LIke premium way of declaring things with extra bonus stuff.
but that would also be the case for other things being discussed like #246
I think we should probably have a seperate macro, which @scalar_rule would call.
Something like @declare_higher_order_function_rules, (or maybe @declare_functional_rules so as to not to confuse with higher order derivatives)
so that it can also be triggered directly, for things that were not declared by @scalar_rule.
I don't even think we need to have it as an optional thing. We should just always do it when it makes sense. (If we find out that we are wrong later we can change that.)
xref #68
If I got this right, when you define a rule via @scalar_rule, it does not get applied when you broadcast that function?
If I got this right, when you define a rule via @scalar_rule, it does not get applied when you broadcast that function?
That is incorrect.
Zygote sometimes doesn't apply rules for broadcast (of either rrule, @scalar_rule or even ZygoteRules.@adjoint) because it switches to forwards mode using ForwardDiff.jl which doesn't support extensible rules of any kind.
This is unrelated to this issue.
This issue is proposing that @scalar_rule would automatically generate rrule(::Base.broadcasted, ::f, args...) and similar for forwards mode.
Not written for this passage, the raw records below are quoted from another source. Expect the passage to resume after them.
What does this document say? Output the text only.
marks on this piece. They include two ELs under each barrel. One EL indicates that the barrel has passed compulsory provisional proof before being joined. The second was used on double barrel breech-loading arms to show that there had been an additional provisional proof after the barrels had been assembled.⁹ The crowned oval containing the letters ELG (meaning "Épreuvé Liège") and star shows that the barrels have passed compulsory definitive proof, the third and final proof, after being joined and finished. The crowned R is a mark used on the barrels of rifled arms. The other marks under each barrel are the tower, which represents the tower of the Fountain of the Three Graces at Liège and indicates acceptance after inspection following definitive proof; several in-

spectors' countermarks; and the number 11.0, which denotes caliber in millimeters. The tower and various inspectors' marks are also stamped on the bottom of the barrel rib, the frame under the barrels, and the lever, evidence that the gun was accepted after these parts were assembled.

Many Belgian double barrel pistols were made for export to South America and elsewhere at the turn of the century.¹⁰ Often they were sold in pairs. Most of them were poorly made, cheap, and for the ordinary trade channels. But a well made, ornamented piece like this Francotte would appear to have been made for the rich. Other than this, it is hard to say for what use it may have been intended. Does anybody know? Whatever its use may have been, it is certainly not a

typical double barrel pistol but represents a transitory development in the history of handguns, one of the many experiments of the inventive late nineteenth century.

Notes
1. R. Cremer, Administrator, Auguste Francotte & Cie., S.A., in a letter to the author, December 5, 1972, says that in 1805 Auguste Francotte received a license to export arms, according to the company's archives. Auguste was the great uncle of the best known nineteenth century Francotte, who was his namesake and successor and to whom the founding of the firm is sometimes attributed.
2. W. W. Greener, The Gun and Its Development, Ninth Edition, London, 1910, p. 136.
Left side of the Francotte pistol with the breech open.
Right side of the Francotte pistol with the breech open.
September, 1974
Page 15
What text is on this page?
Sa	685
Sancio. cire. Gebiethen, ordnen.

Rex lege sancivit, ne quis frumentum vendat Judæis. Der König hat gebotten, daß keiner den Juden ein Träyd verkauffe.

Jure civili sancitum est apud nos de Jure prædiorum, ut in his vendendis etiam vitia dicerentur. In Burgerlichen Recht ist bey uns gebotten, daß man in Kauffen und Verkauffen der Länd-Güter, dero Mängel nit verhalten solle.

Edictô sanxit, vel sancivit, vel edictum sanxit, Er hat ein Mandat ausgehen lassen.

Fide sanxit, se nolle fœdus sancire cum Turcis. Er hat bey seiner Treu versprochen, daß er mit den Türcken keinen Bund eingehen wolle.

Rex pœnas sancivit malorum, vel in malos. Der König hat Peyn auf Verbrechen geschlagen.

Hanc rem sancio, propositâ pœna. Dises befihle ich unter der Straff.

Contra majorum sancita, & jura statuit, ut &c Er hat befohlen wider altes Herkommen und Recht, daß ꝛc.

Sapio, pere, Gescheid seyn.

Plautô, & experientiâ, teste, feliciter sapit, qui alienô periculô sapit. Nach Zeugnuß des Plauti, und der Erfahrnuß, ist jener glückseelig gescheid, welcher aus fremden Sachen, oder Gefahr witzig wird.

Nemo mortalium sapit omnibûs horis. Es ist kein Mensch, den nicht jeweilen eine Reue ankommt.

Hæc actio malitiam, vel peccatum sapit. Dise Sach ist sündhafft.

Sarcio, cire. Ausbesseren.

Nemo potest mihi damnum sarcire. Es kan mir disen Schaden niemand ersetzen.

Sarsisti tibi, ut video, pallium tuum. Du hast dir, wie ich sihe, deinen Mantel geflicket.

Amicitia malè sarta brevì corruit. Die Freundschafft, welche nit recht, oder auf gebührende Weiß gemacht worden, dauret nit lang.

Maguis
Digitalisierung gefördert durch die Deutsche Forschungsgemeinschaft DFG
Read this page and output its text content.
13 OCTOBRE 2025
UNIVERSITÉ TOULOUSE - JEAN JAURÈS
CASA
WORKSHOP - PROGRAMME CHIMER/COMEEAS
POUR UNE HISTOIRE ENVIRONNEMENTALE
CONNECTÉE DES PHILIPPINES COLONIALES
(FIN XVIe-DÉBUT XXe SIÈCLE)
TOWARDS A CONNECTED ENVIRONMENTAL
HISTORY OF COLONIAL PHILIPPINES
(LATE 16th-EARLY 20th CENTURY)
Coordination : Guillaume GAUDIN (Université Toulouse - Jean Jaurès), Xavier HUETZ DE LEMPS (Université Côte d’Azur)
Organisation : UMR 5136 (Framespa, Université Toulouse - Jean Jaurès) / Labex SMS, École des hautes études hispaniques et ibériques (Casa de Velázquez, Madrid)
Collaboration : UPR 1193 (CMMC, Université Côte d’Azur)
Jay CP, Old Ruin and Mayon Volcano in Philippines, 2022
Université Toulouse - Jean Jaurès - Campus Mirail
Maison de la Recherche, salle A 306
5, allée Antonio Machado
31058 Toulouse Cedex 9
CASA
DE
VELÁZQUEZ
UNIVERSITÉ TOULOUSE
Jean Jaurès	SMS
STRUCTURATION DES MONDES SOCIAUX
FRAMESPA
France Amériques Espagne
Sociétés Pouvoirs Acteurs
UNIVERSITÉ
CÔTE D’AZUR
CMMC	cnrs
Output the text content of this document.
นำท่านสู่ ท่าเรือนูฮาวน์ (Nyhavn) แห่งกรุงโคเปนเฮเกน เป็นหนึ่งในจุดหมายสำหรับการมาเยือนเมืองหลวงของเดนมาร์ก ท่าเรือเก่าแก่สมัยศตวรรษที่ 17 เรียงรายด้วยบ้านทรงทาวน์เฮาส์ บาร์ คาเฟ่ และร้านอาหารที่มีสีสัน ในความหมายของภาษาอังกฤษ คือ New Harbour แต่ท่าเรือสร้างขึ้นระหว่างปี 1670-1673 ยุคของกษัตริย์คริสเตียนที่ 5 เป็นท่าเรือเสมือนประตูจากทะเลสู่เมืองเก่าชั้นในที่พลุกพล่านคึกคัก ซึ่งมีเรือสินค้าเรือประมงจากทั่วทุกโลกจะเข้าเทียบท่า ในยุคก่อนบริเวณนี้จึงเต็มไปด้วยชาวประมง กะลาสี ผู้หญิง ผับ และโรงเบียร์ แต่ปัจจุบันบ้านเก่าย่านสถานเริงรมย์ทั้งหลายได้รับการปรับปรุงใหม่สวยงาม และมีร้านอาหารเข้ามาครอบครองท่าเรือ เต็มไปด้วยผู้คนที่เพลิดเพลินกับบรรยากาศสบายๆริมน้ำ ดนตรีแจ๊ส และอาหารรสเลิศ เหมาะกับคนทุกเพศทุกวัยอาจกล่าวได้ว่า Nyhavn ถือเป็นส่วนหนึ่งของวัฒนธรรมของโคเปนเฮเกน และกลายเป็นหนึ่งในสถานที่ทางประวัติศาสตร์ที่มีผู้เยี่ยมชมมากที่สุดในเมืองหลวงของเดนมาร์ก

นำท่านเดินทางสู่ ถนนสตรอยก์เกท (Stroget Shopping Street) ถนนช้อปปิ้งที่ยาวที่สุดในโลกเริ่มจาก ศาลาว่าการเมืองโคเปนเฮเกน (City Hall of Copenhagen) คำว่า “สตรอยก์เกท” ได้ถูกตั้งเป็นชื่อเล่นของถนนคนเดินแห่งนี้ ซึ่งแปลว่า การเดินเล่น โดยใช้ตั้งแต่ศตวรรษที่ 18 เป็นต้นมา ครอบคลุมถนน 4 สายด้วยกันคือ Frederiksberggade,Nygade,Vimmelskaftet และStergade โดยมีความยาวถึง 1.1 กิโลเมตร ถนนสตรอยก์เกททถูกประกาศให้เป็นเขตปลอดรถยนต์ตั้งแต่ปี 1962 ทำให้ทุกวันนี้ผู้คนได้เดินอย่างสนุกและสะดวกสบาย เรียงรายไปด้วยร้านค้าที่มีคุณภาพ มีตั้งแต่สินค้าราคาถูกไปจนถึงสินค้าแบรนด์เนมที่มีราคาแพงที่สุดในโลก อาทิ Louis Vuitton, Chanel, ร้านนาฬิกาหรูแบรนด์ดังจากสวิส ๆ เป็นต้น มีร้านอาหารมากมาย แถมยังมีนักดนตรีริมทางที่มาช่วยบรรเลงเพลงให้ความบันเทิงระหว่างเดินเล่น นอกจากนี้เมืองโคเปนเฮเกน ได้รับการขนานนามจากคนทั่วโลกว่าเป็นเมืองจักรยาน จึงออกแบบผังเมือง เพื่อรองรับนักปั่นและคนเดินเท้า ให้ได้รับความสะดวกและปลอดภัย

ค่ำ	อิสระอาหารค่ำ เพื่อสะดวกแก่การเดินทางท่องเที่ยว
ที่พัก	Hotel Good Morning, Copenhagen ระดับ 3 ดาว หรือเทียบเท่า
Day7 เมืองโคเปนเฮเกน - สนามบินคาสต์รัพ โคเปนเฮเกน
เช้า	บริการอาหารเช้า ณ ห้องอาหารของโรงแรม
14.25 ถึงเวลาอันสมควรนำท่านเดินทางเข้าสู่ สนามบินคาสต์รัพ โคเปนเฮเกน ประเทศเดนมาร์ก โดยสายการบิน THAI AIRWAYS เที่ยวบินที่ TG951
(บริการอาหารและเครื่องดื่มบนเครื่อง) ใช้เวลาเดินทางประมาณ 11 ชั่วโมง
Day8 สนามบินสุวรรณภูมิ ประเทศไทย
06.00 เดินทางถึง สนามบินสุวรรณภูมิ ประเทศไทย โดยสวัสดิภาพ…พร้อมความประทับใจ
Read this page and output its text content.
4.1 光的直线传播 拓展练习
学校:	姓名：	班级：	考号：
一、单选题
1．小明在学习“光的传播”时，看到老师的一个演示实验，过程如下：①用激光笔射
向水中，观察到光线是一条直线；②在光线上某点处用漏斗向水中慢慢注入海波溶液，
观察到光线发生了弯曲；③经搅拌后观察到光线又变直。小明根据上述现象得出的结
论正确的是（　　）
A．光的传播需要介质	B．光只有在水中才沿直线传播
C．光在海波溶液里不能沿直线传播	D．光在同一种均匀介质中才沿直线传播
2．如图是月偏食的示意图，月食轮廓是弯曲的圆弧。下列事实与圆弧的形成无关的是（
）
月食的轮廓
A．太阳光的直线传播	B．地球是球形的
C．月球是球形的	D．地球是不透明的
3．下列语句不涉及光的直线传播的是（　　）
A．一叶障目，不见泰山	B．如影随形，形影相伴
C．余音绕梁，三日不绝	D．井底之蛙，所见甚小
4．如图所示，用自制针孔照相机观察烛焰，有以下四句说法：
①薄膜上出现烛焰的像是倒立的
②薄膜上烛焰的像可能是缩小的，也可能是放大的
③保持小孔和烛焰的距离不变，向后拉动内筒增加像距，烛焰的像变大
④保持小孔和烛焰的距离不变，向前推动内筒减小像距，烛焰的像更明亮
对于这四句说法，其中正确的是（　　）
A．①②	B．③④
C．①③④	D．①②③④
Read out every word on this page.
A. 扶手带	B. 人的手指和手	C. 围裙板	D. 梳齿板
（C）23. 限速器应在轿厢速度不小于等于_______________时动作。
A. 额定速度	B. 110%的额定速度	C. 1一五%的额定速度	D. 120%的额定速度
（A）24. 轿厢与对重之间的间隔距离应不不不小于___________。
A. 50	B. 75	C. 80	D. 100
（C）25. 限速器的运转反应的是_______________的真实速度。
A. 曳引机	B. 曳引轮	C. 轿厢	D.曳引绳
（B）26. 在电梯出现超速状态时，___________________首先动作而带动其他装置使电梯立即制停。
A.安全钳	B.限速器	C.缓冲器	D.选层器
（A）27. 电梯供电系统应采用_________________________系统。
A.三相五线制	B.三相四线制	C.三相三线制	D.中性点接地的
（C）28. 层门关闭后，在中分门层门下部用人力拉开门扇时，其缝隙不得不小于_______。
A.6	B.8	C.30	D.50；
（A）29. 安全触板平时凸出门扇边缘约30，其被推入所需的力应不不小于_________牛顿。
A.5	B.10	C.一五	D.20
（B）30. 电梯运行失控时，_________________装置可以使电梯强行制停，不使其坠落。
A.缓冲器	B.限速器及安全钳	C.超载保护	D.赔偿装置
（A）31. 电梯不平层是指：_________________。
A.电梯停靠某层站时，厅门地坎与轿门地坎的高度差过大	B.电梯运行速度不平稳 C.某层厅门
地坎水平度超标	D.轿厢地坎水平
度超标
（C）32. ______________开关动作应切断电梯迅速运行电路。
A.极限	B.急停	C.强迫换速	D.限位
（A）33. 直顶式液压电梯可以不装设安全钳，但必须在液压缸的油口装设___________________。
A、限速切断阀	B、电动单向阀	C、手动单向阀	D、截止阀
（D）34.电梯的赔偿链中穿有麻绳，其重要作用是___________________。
It is less clear that this is a good idea vs just bringing in a general solution now that we have all the parts: like https://github.com/JuliaDiff/Diffractor.jl/pull/68
@scalar_rule now defines derivatives_given_output which seems like a good way to implement both broadcasting and things like sum(f, x).
One question is whether it should do more to help with this, perhaps by flagging some functions as cheap enough to do twice.
By default that derivatives_given_output wants both x and y = f.(x), and thus the simples broadcasting rule defined using it must be un-fused, i.e. must store y even when you calculate z = g.(f.(x)) forwards. If you know both that the rule for f doesn't need its output, and that the rule for g doesn't need its input, then you could avoid storing y, but that seems tricky to check, and rare. Alternatively, if you know that f is very cheap, then you might prefer to re-calculate it, in order to fuse. I think that's true for +,-,*,conj which are easy to hard-wire. How many other functions are like that?